Yeah, this is new to me as well. A new wrinkle on the Cargo Cult phenomenon.
Who in their right mind would willingly invite a foreign ruler into one's mild and pleasant land?

The Stranger King theory offers a framework to understand global colonialism. It seeks to explain the apparent ease whereby many indigenous peoples subjugated themselves to an alien colonial power and places state formation by colonial powers within the continuum of earlier, similar but indigenous processes.
It highlights the imposition of colonialism not as the result of the breaking of the spirit of local communities by brute force, or as reflecting an ignorant peasantry's acquiescence in the lies of its self-interested leaders, but as a people's rational and productive acceptance of an opportunity offered.
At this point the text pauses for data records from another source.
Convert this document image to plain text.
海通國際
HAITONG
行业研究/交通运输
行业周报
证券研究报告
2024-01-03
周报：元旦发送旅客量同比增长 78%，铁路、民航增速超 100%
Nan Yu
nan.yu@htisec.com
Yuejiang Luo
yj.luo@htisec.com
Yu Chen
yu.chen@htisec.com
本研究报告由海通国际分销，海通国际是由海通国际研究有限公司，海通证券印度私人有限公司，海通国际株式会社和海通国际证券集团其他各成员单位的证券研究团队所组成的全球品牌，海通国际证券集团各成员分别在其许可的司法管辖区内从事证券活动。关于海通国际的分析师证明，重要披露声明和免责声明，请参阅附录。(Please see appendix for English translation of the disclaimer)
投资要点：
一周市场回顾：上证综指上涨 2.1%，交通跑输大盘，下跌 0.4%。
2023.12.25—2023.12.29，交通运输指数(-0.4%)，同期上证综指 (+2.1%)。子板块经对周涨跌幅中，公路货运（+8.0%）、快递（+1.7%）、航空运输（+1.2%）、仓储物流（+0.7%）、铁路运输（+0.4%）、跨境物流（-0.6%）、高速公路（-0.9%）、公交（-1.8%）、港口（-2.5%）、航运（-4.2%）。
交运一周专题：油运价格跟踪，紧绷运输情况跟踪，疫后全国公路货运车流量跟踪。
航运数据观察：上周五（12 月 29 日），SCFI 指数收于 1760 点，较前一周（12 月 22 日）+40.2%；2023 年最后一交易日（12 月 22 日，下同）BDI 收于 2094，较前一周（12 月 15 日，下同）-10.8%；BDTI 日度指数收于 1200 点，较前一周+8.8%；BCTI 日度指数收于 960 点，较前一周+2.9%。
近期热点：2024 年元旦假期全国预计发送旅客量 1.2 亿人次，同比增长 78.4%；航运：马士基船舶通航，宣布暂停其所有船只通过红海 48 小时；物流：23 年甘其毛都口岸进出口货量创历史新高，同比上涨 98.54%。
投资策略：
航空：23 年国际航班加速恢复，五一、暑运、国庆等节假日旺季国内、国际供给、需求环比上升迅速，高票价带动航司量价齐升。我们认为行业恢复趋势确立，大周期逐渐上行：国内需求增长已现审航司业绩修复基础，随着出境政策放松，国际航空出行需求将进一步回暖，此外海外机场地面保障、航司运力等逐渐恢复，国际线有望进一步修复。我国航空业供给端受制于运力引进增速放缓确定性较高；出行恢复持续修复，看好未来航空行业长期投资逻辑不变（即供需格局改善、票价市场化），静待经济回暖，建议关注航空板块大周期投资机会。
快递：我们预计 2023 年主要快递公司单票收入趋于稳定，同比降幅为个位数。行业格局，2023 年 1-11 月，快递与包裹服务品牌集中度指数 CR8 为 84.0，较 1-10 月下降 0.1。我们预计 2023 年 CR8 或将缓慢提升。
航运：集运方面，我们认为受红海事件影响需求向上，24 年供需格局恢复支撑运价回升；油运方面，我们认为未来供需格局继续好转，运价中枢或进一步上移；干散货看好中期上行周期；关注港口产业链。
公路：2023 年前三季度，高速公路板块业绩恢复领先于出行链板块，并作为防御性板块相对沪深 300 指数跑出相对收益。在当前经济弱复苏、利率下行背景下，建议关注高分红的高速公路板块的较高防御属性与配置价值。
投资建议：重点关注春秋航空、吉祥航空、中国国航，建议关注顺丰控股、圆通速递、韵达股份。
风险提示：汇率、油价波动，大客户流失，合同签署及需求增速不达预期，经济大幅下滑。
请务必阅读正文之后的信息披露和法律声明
The theory was developed by Marshall Sahlins in the Pacific region and is described by David Henley using the North Sulawesi region in Indonesia as his prime case study. The Stranger King theory suggests similarities and divergences between pre-colonial and colonial processes of state-formation enabling to build with insight on the historiography of the colonial transition in the Asia-Pacific part of the world.[1]
WTF?
It's like this:
The Stranger King theory argues that many indigenous peoples accepted the imposition of foreign colonial influence, i.e. the Stranger King, as a means of conflict resolution. In doing so, the Stranger King theory challenges binary oppositions of ‘tradition versus modernity’ and ‘nationalism versus imperialism’ paradigms and it places state formation by colonial powers within the continuum of earlier, similar but indigenous processes.
Nice. Your culture/government is so fucked up and dysfunctional that only a colonial power can come in and equalize things.
It reminds me of the scene in Lawrence of Arabia where he is neither of one tribe nor another, so he is the perfect person to perform the execution.